Quelle sera, à moyen terme, la place des céréales françaises sur le marché mondial ? Face aux à l'accélération tant du changement climatique que des perturbations géopolitiques, la question agite le secteur céréalier français, qui exporte la moitié de sa production. Elle était d'ailleurs au centre des réflexions de la 16e « matinée export », organisée mercredi à Paris par son interprofession, Intercéréales.

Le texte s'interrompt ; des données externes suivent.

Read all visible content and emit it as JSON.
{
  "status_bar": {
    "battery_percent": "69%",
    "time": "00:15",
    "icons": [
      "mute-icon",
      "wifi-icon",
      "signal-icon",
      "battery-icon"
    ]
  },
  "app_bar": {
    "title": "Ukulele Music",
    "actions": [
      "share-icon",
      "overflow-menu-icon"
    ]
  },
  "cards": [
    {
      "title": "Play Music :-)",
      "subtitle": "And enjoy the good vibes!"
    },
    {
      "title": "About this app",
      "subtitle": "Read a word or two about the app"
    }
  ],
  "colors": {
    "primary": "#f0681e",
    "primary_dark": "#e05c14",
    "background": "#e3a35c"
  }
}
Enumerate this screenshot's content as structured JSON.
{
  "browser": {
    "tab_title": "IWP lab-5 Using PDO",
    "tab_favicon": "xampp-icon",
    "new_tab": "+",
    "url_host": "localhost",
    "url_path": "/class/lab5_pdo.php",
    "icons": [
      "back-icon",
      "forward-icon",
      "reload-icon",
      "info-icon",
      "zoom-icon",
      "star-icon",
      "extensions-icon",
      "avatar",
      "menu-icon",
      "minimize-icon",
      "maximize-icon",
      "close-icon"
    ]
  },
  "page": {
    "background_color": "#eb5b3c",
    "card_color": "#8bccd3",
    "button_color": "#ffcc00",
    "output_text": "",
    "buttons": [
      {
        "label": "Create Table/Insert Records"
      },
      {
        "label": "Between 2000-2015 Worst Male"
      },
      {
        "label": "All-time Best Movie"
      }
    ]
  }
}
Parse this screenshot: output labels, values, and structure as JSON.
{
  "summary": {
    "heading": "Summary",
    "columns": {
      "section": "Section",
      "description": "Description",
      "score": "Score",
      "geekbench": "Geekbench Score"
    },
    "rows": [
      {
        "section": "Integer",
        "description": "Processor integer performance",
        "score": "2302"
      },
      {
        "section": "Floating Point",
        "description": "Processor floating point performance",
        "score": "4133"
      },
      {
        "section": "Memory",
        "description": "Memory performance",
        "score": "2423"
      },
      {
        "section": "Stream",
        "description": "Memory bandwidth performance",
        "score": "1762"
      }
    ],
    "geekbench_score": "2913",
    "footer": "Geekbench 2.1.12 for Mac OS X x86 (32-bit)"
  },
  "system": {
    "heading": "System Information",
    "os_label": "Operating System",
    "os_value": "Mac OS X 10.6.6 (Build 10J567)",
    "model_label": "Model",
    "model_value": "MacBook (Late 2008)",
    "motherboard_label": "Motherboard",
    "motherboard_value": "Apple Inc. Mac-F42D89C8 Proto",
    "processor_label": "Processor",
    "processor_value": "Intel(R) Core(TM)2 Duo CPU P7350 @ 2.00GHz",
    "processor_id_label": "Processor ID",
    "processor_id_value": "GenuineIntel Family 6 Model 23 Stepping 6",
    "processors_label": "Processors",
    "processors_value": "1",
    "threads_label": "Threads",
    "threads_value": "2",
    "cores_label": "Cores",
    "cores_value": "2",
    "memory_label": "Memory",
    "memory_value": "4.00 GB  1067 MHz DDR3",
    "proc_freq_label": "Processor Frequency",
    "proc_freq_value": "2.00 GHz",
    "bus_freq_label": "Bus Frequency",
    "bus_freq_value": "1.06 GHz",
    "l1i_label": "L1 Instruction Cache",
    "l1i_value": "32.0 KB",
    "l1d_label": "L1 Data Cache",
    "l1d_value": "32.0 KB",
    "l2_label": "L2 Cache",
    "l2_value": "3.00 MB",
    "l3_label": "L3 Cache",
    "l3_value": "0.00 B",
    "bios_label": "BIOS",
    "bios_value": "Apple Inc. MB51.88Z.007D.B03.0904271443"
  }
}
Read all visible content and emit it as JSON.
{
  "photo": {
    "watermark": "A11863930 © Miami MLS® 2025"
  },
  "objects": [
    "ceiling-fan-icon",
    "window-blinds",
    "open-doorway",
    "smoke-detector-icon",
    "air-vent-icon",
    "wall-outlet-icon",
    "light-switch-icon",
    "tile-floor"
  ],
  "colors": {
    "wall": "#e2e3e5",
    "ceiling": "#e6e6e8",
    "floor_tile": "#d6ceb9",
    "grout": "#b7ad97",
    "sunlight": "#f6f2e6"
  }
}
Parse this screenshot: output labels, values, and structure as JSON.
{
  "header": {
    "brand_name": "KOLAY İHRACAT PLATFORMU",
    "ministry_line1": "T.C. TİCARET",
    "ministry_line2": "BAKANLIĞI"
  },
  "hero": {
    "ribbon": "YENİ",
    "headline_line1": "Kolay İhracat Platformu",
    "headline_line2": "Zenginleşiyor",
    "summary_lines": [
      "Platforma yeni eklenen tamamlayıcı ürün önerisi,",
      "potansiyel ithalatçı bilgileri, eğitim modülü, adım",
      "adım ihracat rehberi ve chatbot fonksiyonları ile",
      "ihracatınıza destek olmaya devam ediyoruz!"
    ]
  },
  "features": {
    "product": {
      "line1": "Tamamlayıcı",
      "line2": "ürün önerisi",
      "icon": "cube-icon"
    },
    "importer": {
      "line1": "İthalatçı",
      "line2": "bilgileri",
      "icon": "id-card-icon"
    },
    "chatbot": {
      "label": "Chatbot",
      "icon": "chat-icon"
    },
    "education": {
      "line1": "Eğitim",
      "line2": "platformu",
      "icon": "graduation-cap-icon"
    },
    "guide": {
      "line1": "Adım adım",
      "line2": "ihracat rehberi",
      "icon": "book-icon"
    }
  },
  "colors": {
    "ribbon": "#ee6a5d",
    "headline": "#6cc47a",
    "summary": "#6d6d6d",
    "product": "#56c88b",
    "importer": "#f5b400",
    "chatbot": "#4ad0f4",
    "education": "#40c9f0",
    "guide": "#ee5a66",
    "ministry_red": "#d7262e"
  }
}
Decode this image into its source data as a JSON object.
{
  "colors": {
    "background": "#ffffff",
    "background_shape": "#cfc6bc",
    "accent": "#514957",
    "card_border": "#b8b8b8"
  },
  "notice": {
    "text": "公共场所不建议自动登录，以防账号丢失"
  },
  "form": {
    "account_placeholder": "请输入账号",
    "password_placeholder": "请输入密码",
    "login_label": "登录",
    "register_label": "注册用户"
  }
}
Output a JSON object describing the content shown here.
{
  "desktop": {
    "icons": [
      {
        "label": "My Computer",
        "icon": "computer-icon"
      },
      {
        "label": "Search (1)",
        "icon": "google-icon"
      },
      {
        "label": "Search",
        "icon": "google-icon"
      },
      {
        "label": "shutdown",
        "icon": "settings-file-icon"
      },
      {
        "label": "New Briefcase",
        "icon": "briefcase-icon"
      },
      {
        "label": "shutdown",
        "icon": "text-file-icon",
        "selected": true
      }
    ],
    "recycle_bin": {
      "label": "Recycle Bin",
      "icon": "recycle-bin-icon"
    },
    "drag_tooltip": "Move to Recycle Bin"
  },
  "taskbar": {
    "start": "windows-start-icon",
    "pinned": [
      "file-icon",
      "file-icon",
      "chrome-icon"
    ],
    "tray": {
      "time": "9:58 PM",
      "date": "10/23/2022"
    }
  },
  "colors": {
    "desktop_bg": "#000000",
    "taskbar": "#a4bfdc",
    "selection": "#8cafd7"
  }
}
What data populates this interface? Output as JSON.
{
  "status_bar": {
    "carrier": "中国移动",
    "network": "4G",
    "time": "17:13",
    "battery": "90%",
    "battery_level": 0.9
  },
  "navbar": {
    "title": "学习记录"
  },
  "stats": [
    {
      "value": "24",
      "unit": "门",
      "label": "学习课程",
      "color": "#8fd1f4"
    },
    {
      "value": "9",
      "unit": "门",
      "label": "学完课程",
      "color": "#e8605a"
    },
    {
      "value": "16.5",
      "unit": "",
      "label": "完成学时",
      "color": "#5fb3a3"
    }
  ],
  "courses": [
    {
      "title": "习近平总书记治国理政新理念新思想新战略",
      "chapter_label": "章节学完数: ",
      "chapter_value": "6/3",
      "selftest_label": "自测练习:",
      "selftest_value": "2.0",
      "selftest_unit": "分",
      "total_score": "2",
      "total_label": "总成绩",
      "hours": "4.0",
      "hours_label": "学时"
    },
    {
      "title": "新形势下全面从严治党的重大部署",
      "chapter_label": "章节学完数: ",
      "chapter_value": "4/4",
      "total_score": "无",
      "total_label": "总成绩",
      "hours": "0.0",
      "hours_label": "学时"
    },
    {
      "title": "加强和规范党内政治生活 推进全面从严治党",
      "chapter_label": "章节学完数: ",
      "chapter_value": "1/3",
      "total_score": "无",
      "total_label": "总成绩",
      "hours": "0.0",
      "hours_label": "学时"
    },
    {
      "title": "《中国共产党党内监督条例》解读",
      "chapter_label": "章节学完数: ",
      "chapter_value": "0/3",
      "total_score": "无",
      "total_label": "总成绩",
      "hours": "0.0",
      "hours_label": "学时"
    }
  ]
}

Les constats sont, en effet, clairs. Le dérèglement climatique se fait désormais aussi sentir en France, territoire jusqu'à présent particulièrement propice aux cultures céréalières, en raison de sa météo comme de ses terres arables. « 2016, 2020, 2024 : trois accidents climatiques nous ont frappés en moins de dix ans », souligne Philippe Mitko, directeur des affaires publiques chez Soufflet Négoce by Invivo, et trésorier du Syndicat national du commerce extérieur (Synacomex). « Les années vont se suivre en se ressemblant de moins en moins », met aussi en garde Philippe Heusele, président du comité des relations internationales d'Intercéréales.
Aux aléas de production français et mondiaux, qui font fluctuer les prix, s'ajoute un contexte commercial de plus en plus incertain. Il y a non seulement les effets des guerres sur les flux et la volatilité des prix, déjà largement expérimentés depuis l'agression de l'Ukraine par la Russie en 2022. Il s'y ajoute aussi, désormais, l'incertitude sur les denrées qui seront visées par les nouveaux droits de douane promis par Donald Trump, et par les rétorsions possibles qu'ils pourraient générer.